One more thing to note about this debate about Confederate symbols: Belmont University, my alma mater, changed its mascot to the Bruins from the Rebels in 1995, getting rid of the old Southern gentleman and the Confederate flag used at ball games. Even though its campus has a former plantation mansion as its main administrative building, it no longer connects itself with the Confederacy and or Southern Baptists, a group founded in segregation. More than 21 years later, Belmont is one of the fastest-growing and most highly regarded private universities in the Southeast.

hogg_webHooked on JailCigs
A year after the FBI and TBI started a corruption investigation into Rutherford County Sheriff Robert Arnold’s administration for e-cigarette sales to jail inmates, our beloved sheriff can’t seem to break the habit.

Arnold purportedly suspended JailCigs from the county jail a year ago after the media published several reports about the matter. But he is still listing JailCigs as an investment and source of income on a 2016 document filed with the Tennessee Ethics Commission.
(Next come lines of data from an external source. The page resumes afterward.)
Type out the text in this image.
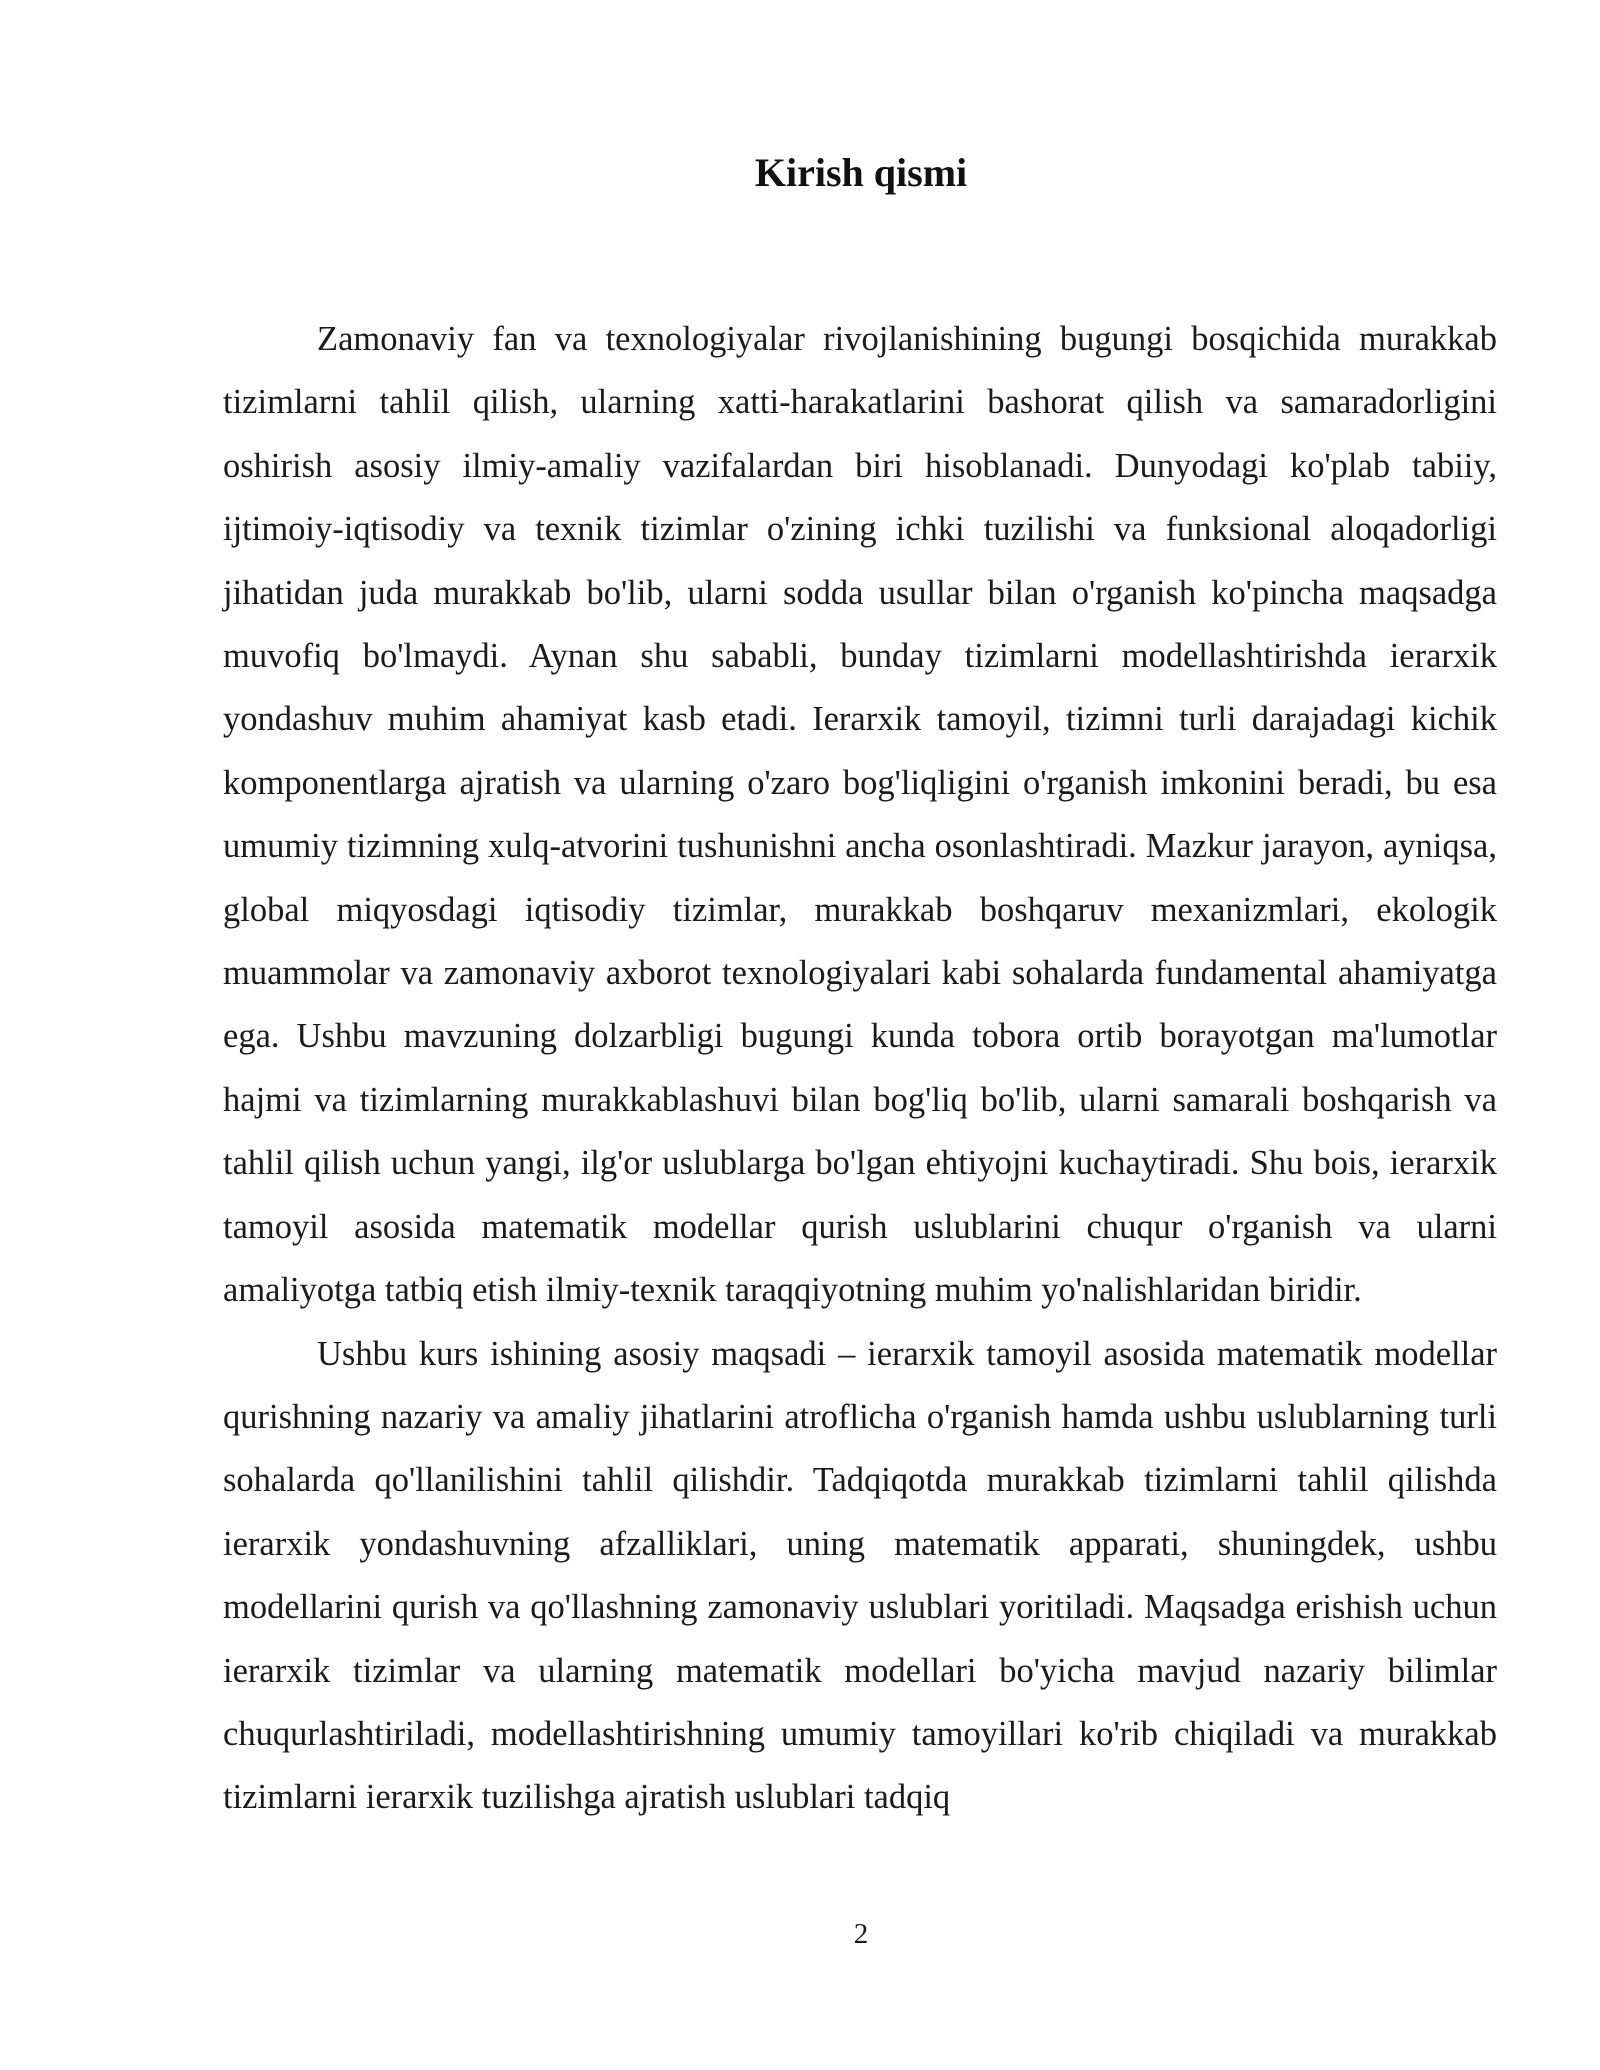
Kirish qismi

Zamonaviy fan va texnologiyalar rivojlanishining bugungi bosqichida murakkab tizimlarni tahlil qilish, ularning xatti-harakatlarini bashorat qilish va samaradorligini oshirish asosiy ilmiy-amaliy vazifalardan biri hisoblanadi. Dunyodagi ko'plab tabiiy, ijtimoiy-iqtisodiy va texnik tizimlar o'zining ichki tuzilishi va funksional aloqadorligi jihatidan juda murakkab bo'lib, ularni sodda usullar bilan o'rganish ko'pincha maqsadga muvofiq bo'lmaydi. Aynan shu sababli, bunday tizimlarni modellashtirishda ierarxik yondashuv muhim ahamiyat kasb etadi. Ierarxik tamoyil, tizimni turli darajadagi kichik komponentlarga ajratish va ularning o'zaro bog'liqligini o'rganish imkonini beradi, bu esa umumiy tizimning xulq-atvorini tushunishni ancha osonlashtiradi. Mazkur jarayon, ayniqsa, global miqyosdagi iqtisodiy tizimlar, murakkab boshqaruv mexanizmlari, ekologik muammolar va zamonaviy axborot texnologiyalari kabi sohalarda fundamental ahamiyatga ega. Ushbu mavzuning dolzarbligi bugungi kunda tobora ortib borayotgan ma'lumotlar hajmi va tizimlarning murakkablashuvi bilan bog'liq bo'lib, ularni samarali boshqarish va tahlil qilish uchun yangi, ilg'or uslublarga bo'lgan ehtiyojni kuchaytiradi. Shu bois, ierarxik tamoyil asosida matematik modellar qurish uslublarini chuqur o'rganish va ularni amaliyotga tatbiq etish ilmiy-texnik taraqqiyotning muhim yo'nalishlaridan biridir.

Ushbu kurs ishining asosiy maqsadi – ierarxik tamoyil asosida matematik modellar qurishning nazariy va amaliy jihatlarini atroflicha o'rganish hamda ushbu uslublarning turli sohalarda qo'llanilishini tahlil qilishdir. Tadqiqotda murakkab tizimlarni tahlil qilishda ierarxik yondashuvning afzalliklari, uning matematik apparati, shuningdek, ushbu modellarini qurish va qo'llashning zamonaviy uslublari yoritiladi. Maqsadga erishish uchun ierarxik tizimlar va ularning matematik modellari bo'yicha mavjud nazariy bilimlar chuqurlashtiriladi, modellashtirishning umumiy tamoyillari ko'rib chiqiladi va murakkab tizimlarni ierarxik tuzilishga ajratish uslublari tadqiq

2
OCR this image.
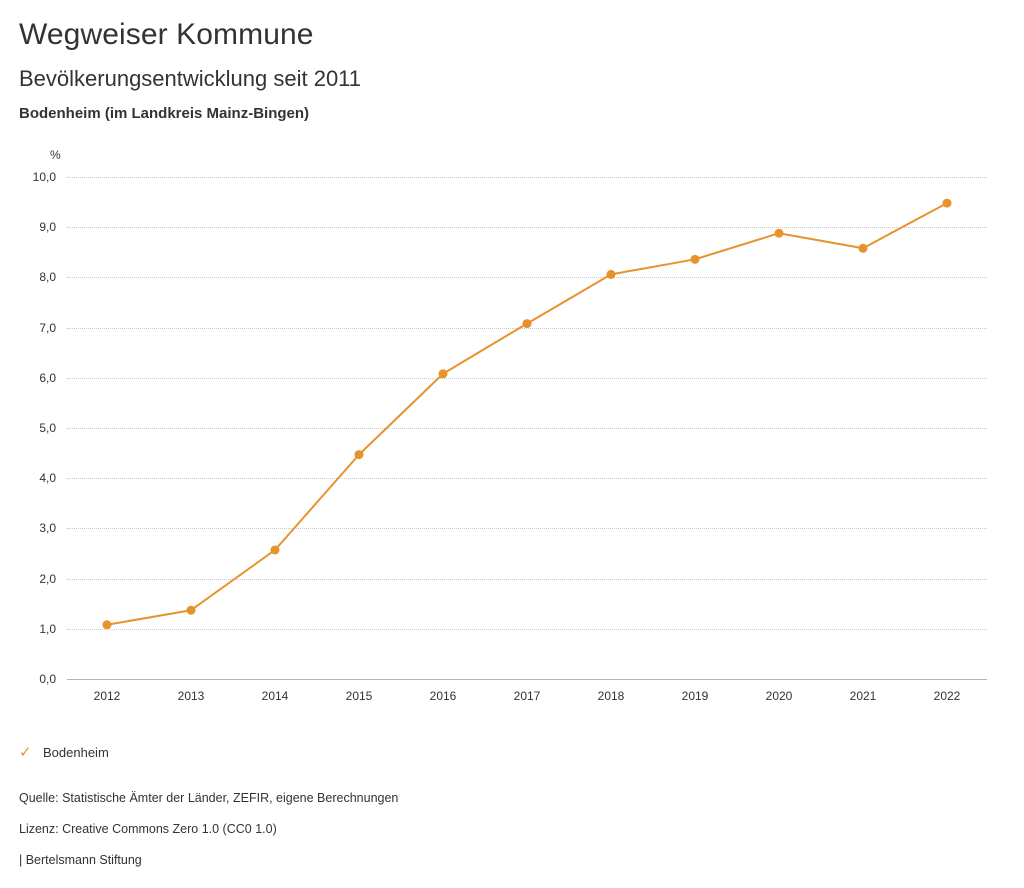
Wegweiser Kommune
Bevölkerungsentwicklung seit 2011
Bodenheim (im Landkreis Mainz-Bingen)
%
10,0
9,0
8,0
7,0
6,0
5,0
4,0
3,0
2,0
1,0
0,0
2012	2013	2014	2015	2016	2017	2018	2019	2020	2021	2022
✓ Bodenheim
Quelle: Statistische Ämter der Länder, ZEFIR, eigene Berechnungen
Lizenz: Creative Commons Zero 1.0 (CC0 1.0)
| Bertelsmann Stiftung
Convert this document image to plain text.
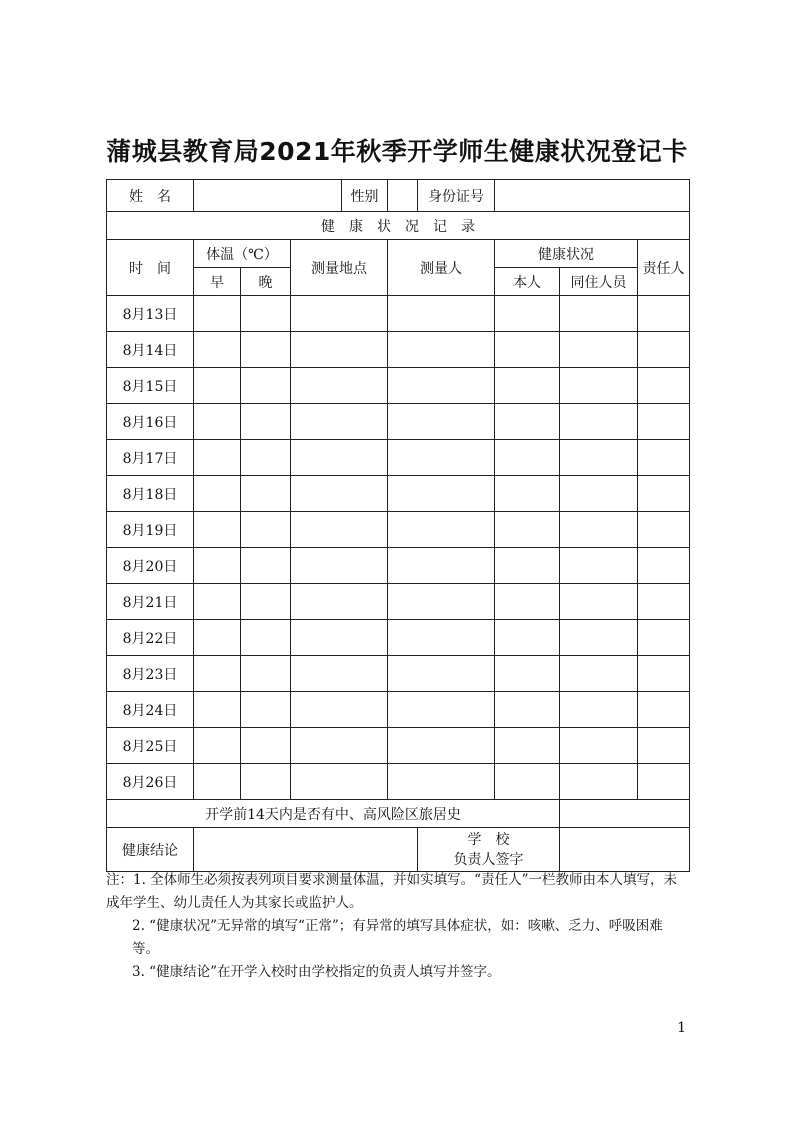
蒲城县教育局2021年秋季开学师生健康状况登记卡
姓　名				性别		身份证号			
健　康　状　况　记　录									
时　间	体温（℃）		测量地点		测量人		健康状况		责任人
	早	晚					本人	同住人员	
8月13日									
8月14日									
8月15日									
8月16日									
8月17日									
8月18日									
8月19日									
8月20日									
8月21日									
8月22日									
8月23日									
8月24日									
8月25日									
8月26日									
开学前14天内是否有中、高风险区旅居史									
健康结论						学　校
负责人签字			

注：1. 全体师生必须按表列项目要求测量体温，并如实填写。“责任人”一栏教师由本人填写，未成年学生、幼儿责任人为其家长或监护人。

2. “健康状况”无异常的填写“正常”；有异常的填写具体症状，如：咳嗽、乏力、呼吸困难等。

3. “健康结论”在开学入校时由学校指定的负责人填写并签字。

1
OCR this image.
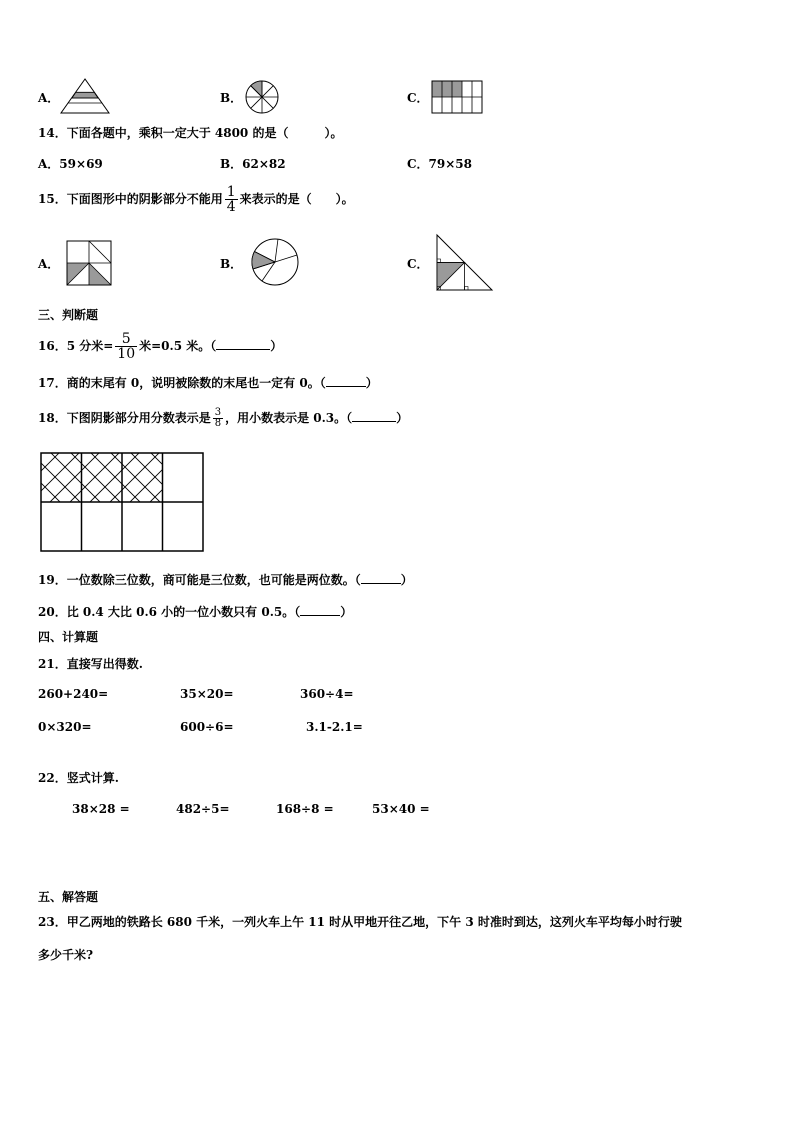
A．	B．	C．
14．下面各题中，乘积一定大于 4800 的是（　　　）。
A．59×69	B．62×82	C．79×58
15．下面图形中的阴影部分不能用 $\frac{1}{4}$ 来表示的是（　　）。
A．	B．	C．
三、判断题
16．5 分米= $\frac{5}{10}$ 米=0.5 米。（	）
17．商的末尾有 0，说明被除数的末尾也一定有 0。（	）
18．下图阴影部分用分数表示是 $\frac{3}{8}$ ，用小数表示是 0.3。（	）
19．一位数除三位数，商可能是三位数，也可能是两位数。（	）
20．比 0.4 大比 0.6 小的一位小数只有 0.5。（	）
四、计算题
21．直接写出得数.
260+240=	35×20=	360÷4=
0×320=	600÷6=	3.1-2.1=
22．竖式计算.
38×28 =	482÷5=	168÷8 =	53×40 =
五、解答题
23．甲乙两地的铁路长 680 千米，一列火车上午 11 时从甲地开往乙地，下午 3 时准时到达，这列火车平均每小时行驶
多少千米?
The sheriff has refused to answer questions about whether another company is dealing e-cigarettes at the jail.

You might remember JailCigs, which is co-owned by Chief Administrative Deputy Joe Russell and Arnold’s aunt and uncle in Marietta, Ga., was the focal point of a media investigation of Arnold in April 2015, followed by a county ethics complaint and the FBI-TBI probe, which is still dragging on.

When the news broke, Arnold told a Channel 4 reporter his listing of JailCigs as an investment and income was an error. He did say his wife was working for JailCigs. What he didn’t say was that his buddy Russell was running JailCigs out of the sheriff’s office, even trying to market them to Corrections Corporation of America, a huge prison company.

So here we are a year later, and regardless of what Arnold said in 2015, or what he forgot he said a year ago, he is reporting he invests in JailCigs and gets paid for it. Of course, he declined to respond to any questions about the filing, including whether he lied last year or simply decided JailCigs were so profitable he couldn’t resist getting into the game.

From a technical standpoint, since he said he suspended JailCigs from the jail last April, which is pretty much saying I can’t do business with myself anymore, he can now say he is making money off the company, as long as it’s contracting with other jails.

When Arnold took office, he promised to be transparent, open and accountable. Instead, he’s making some of the worst decisions ever made at the sheriff’s office, all in the name of greed and cronyism, and refusing to talk about it.

One of the things that upset local leaders and residents the most about this stuff last year was they felt Arnold was playing them for fools. A year later, it looks like he still is, and they can’t do much to stop him—except wait for the FBI or the 2018 election.